Cardinal and Delorme managed to extract the Ferrier file from the archives. It was nearly three inches thick. As an unsolved homicide, it wouldn’t have been thinned out for archiving, even after twelve years. They sat at their desks, each with half of the file.

Half an hour passed in silence.

Other than the victim and the way she was killed, nothing about the case seemed to connect it to their present one. Madeleine Ferrier, aged thirty-seven, had moved to Algonquin Bay twelve years previously. A high-school teacher of French and geography, she had been in town two months when she was murdered. She was found in a wooded area between the Algonquin Mall and Trout Lake Road, naked, as McLeod had said, and strangled. Except for the torn clothes, Forensics had found no evidence of rape.

Suspects? None. She hadn’t been in town long enough to make any enemies—or any friends, for that matter. The wood she was found in was a well-travelled shortcut from the mall to her neighbourhood. Anyone could have seen her there.

Since there were no suspects, the stack of supplementary reports was huge. There had been nothing to narrow down the search. Everyone who had been in the mall that evening was interviewed. As were the proprietors of all the stores. As was every tenant in the building where she rented an apartment. Those alone formed practically a separate file.

“You know, there ought to be an index to a file this size. It would certainly make life a lot easier.”

“Right,” Cardinal said. “Unless you were the one who had to do the indexing.”

“Here’s something.” Delorme held out a sup headed “Interview with Paul Laroche.” “Paul Laroche owned the building Dr. Cates lived in, right?”

“Paul Laroche owns a lot of buildings.” Cardinal rolled his chair next to Delorme’s.

“Well, he didn’t own this one. The Willowbank Apartments on Rayne Street. It gives his occupation as real estate agent, but it’s for Mason & Barnes Real Estate. He was a small fry back then.”

“He may have been a small fry. Mason & Barnes isn’t. And this is the first name that comes up in both cases.”

They read in silence.

Paul Laroche, then aged forty-five, had told Detective Dick Turgeon he had no information about the dead woman. He had seen her in the lobby once or twice, that was it. The night she was killed, he had been at home, setting up a new stereo he had just bought. Turgeon had had no reason to question Laroche further.

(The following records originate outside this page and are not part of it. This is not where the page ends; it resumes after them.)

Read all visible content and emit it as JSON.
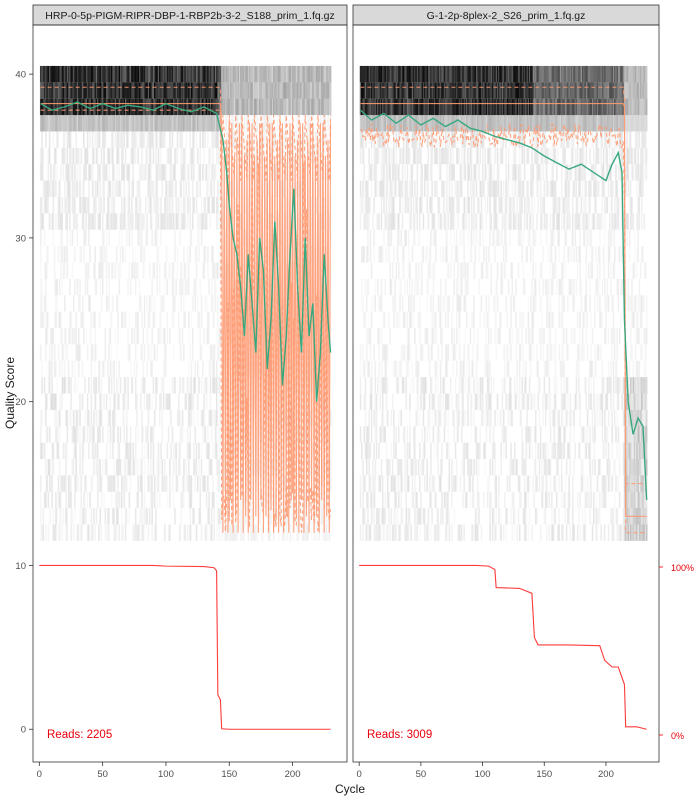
{
  "chart_data": {
    "type": "heatmap",
    "ylabel": "Quality Score",
    "xlabel": "Cycle",
    "x_ticks": [
      0,
      50,
      100,
      150,
      200
    ],
    "y_ticks": [
      0,
      10,
      20,
      30,
      40
    ],
    "xlim": [
      -5,
      243
    ],
    "ylim": [
      -2,
      43
    ],
    "right_axis_labels": [
      "100%",
      "0%"
    ],
    "colors": {
      "mean": "#3aa87e",
      "quartile": "#ff9a72",
      "reads": "#ff3b3b",
      "reads_text": "#e8000b",
      "strip": "#d9d9d9"
    },
    "panels": [
      {
        "title": "HRP-0-5p-PIGM-RIPR-DBP-1-RBP2b-3-2_S188_prim_1.fq.gz",
        "reads_label": "Reads:  2205",
        "read_length_cycles": 230,
        "mean_quality": [
          [
            1,
            38.2
          ],
          [
            10,
            37.8
          ],
          [
            20,
            38.0
          ],
          [
            30,
            38.3
          ],
          [
            40,
            37.9
          ],
          [
            50,
            38.2
          ],
          [
            60,
            37.9
          ],
          [
            70,
            38.1
          ],
          [
            80,
            38.0
          ],
          [
            90,
            37.8
          ],
          [
            100,
            38.2
          ],
          [
            110,
            37.9
          ],
          [
            120,
            37.7
          ],
          [
            130,
            38.0
          ],
          [
            140,
            37.6
          ],
          [
            145,
            36.0
          ],
          [
            148,
            34.0
          ],
          [
            150,
            32.0
          ],
          [
            153,
            30.0
          ],
          [
            156,
            29.0
          ],
          [
            159,
            27.0
          ],
          [
            162,
            24.0
          ],
          [
            165,
            29.0
          ],
          [
            168,
            26.0
          ],
          [
            171,
            23.0
          ],
          [
            174,
            30.0
          ],
          [
            177,
            28.0
          ],
          [
            180,
            22.0
          ],
          [
            183,
            25.0
          ],
          [
            186,
            31.0
          ],
          [
            189,
            27.0
          ],
          [
            192,
            21.0
          ],
          [
            195,
            24.0
          ],
          [
            198,
            29.0
          ],
          [
            201,
            33.0
          ],
          [
            204,
            27.0
          ],
          [
            207,
            23.0
          ],
          [
            210,
            30.0
          ],
          [
            213,
            24.0
          ],
          [
            216,
            26.0
          ],
          [
            219,
            20.0
          ],
          [
            222,
            23.0
          ],
          [
            225,
            29.0
          ],
          [
            228,
            25.0
          ],
          [
            230,
            23.0
          ]
        ],
        "reads_pct": [
          [
            0,
            100
          ],
          [
            90,
            100
          ],
          [
            100,
            99.6
          ],
          [
            130,
            99.3
          ],
          [
            138,
            98.6
          ],
          [
            140,
            96.8
          ],
          [
            141,
            21
          ],
          [
            143,
            18
          ],
          [
            144,
            0.3
          ],
          [
            150,
            0
          ],
          [
            230,
            0
          ]
        ]
      },
      {
        "title": "G-1-2p-8plex-2_S26_prim_1.fq.gz",
        "reads_label": "Reads:  3009",
        "read_length_cycles": 233,
        "mean_quality": [
          [
            1,
            37.8
          ],
          [
            10,
            37.2
          ],
          [
            20,
            37.6
          ],
          [
            30,
            37.0
          ],
          [
            40,
            37.5
          ],
          [
            50,
            36.9
          ],
          [
            60,
            37.3
          ],
          [
            70,
            36.8
          ],
          [
            80,
            37.2
          ],
          [
            90,
            36.7
          ],
          [
            100,
            36.5
          ],
          [
            110,
            36.2
          ],
          [
            120,
            36.0
          ],
          [
            130,
            35.8
          ],
          [
            140,
            35.5
          ],
          [
            150,
            35.0
          ],
          [
            160,
            34.6
          ],
          [
            170,
            34.2
          ],
          [
            180,
            34.5
          ],
          [
            190,
            34.0
          ],
          [
            200,
            33.5
          ],
          [
            205,
            34.5
          ],
          [
            210,
            35.2
          ],
          [
            213,
            34.0
          ],
          [
            215,
            25.0
          ],
          [
            218,
            20.0
          ],
          [
            222,
            18.0
          ],
          [
            226,
            19.0
          ],
          [
            230,
            18.5
          ],
          [
            233,
            14.0
          ]
        ],
        "reads_pct": [
          [
            0,
            100
          ],
          [
            95,
            100
          ],
          [
            105,
            99.6
          ],
          [
            110,
            97.5
          ],
          [
            111,
            86.5
          ],
          [
            130,
            86
          ],
          [
            140,
            83
          ],
          [
            142,
            56
          ],
          [
            145,
            51.5
          ],
          [
            170,
            51.5
          ],
          [
            195,
            51
          ],
          [
            199,
            42
          ],
          [
            205,
            38
          ],
          [
            210,
            38
          ],
          [
            215,
            27.3
          ],
          [
            216,
            1.5
          ],
          [
            225,
            1.5
          ],
          [
            233,
            0
          ]
        ]
      }
    ]
  }
}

Delorme’s phone rang. She listened for a moment, then clamped the phone between ear and shoulder as she typed. “Yes, I’ve got it. Yes, the attachments are there too. Thank you so much for your help. We really appreciate it.”

Cardinal rolled his chair up beside her.

“Miriam Stead,” Delorme said. “She sent everything by e-mail. It’ll be sharper than a fax.”

Delorme had clicked on an attachment and it was unfolding now on the screen.

“Wow. I hope he has better fashion sense that that,” Cardinal said.

The image showed a man in his mid-fifties, with a Bozo the clown-type corona of salt-and-pepper hair. The clown effect was not diminished by the baggy suit and fat tie.

Delorme clicked another attachment. It took a few moments to open. “Oh, boy. Now we’ve got the Kojak look.”

The same features, unsoftened by hair, now had the ruthless aspect of a shipping tycoon, or perhaps an over-the-hill hit man.

“That’s why God invented hair,” Cardinal said. “Let’s see the next one.”

Delorme clicked again. This time they didn’t even have to wait for the picture file to open all the way. They didn’t wait to see the thickening of the neck, the broadening of the shoulders. There was the close-cut, clinging hairstyle, with its flecks of grey like iron filings; that was enough to put it in the ballpark. But the to-the-life resemblance was truly to be seen in the set of the mouth, in the slightly upthrust chin and most of all in the unstoppable self-confidence of the eyes. Even before it showed the suit and tie of a man of substance, they both said, “Paul Laroche.”

“Amazing,” Delorme said. “It could have been taken last week.”